Changing the criminal justice system

By Momo Chang Jan 06, 2009

In the new courtroom drama Raising the Bar, the attorney played by Gloria Reuben pleads for her client to get drug treatment instead of jail time for his petty thefts—and the judge agrees.

The show actually mirrors reality. Reuben’s character and the show are based on the real-life drama of The Bronx Defenders, a self-described holistic public defense office located in the South Bronx. Founded in 1997, the nonprofit is a model for changing how poor people of color are treated in the criminal justice system.

Traditional public defenders focus primarily on the punitive outcomes of cases, but indigent clients face many consequences after being put through the criminal justice system. With criminal charges or a conviction record, people are at a higher risk of losing public housing, public assistance and employment and having their children placed into the child welfare system. These collateral consequences are largely invisible, says Robin Steinberg, founder and executive director of the organization, on whom Reuben’s character is based.

In other jurisdictions, public defenders send clients to separate offices to deal with immigration, housing and other issues. At The Bronx Defenders headquarters, clients meet with a group of immigration, family and criminal defense lawyers in the same room to come up with one strategy. Most poor clients are already up to their necks in government bureaucracy, so having a “one-stop shop” makes sense.

The Bronx Defenders serve about 14,500 clients a year, and most are criminal cases involving nonviolent drug offenses. In the last decade, though, they’ve seen a spike in immigration cases tied to criminal charges. “A barroom fight might send you into deportation proceedings,” Steinberg says.

New York City is unusual in contracting out public- defense services to independent organizations like
The Bronx Defenders, in contrast to other areas, where public defenders are part of a government agency. Other states and cities, though, have begun experimenting with holistic defense—Maryland is the most recent place to adopt an approach modeled after The Bronx Defenders.

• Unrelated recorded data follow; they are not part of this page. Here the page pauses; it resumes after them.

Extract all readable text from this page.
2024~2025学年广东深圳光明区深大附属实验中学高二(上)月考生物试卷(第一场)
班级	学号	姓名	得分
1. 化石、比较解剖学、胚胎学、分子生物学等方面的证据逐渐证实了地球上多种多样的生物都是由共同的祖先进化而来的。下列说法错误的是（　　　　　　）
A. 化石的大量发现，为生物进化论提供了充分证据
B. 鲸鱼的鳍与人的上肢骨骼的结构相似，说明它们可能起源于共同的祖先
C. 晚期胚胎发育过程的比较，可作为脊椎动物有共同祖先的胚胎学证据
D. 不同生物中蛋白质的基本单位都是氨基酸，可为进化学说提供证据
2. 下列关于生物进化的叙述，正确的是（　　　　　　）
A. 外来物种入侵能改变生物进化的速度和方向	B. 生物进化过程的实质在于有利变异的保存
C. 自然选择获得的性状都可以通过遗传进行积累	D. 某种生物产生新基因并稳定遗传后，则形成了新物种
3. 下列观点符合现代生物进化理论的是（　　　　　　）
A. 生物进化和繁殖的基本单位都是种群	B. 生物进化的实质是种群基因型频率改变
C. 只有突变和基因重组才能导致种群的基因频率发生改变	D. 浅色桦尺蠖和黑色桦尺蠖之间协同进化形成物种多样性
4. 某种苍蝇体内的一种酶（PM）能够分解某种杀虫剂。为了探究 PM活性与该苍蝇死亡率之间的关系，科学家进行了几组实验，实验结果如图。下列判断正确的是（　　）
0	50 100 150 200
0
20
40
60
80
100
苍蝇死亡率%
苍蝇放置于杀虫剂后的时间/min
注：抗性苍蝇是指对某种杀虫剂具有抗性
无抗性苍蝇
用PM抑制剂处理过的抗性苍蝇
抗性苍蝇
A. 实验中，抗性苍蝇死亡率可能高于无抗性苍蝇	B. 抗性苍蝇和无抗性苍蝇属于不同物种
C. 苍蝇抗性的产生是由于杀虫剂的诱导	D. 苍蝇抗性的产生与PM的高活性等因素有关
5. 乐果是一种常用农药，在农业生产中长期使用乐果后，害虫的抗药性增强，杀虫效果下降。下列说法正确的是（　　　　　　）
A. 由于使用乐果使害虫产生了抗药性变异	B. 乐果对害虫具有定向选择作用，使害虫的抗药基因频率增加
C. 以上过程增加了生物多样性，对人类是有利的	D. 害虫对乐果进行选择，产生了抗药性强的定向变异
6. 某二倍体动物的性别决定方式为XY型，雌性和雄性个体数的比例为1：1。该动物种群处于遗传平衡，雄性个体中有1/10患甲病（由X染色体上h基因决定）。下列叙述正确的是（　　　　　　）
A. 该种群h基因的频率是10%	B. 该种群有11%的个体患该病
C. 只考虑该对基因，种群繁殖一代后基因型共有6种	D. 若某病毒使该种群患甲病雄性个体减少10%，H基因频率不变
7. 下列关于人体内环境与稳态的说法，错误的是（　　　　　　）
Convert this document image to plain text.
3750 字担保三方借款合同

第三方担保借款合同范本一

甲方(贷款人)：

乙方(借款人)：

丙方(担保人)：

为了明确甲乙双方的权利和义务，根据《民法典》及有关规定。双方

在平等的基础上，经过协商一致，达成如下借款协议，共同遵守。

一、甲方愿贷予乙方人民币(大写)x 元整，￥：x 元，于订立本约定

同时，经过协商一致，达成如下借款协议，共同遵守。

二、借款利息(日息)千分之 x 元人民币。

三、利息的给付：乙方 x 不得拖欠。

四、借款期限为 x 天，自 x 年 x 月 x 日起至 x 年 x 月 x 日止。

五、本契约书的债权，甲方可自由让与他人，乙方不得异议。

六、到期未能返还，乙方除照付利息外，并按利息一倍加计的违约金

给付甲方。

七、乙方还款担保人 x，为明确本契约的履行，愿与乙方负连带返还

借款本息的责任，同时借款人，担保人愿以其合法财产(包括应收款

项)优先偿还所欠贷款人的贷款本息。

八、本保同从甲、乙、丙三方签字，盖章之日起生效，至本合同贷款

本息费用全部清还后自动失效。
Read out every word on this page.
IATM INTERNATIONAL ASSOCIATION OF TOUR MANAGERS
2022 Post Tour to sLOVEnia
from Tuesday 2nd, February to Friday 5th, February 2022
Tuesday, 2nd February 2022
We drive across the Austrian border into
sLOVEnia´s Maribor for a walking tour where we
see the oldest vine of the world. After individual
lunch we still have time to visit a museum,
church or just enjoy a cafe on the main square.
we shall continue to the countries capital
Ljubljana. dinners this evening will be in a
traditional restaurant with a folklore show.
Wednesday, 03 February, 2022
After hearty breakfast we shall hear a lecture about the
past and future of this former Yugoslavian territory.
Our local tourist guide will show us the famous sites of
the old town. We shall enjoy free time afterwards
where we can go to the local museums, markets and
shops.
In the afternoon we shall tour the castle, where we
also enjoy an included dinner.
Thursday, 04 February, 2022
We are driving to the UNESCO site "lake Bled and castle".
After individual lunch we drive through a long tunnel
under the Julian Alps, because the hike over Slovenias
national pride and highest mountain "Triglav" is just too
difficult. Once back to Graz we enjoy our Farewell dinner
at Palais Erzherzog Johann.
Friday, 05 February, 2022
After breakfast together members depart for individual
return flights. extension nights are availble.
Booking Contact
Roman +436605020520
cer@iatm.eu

The Bronx Defenders started with eight staff members and has grown to a multiracial staff of 115, including criminal and civil lawyers, social workers, parent advocates, community organizers, outreach workers and administrative staff. They aim to treat each client holistically and understand how people are impacted by multiple government systems. As one attorney puts it, “When someone has your back, you can really go places, and that’s a lot of what we try to do.”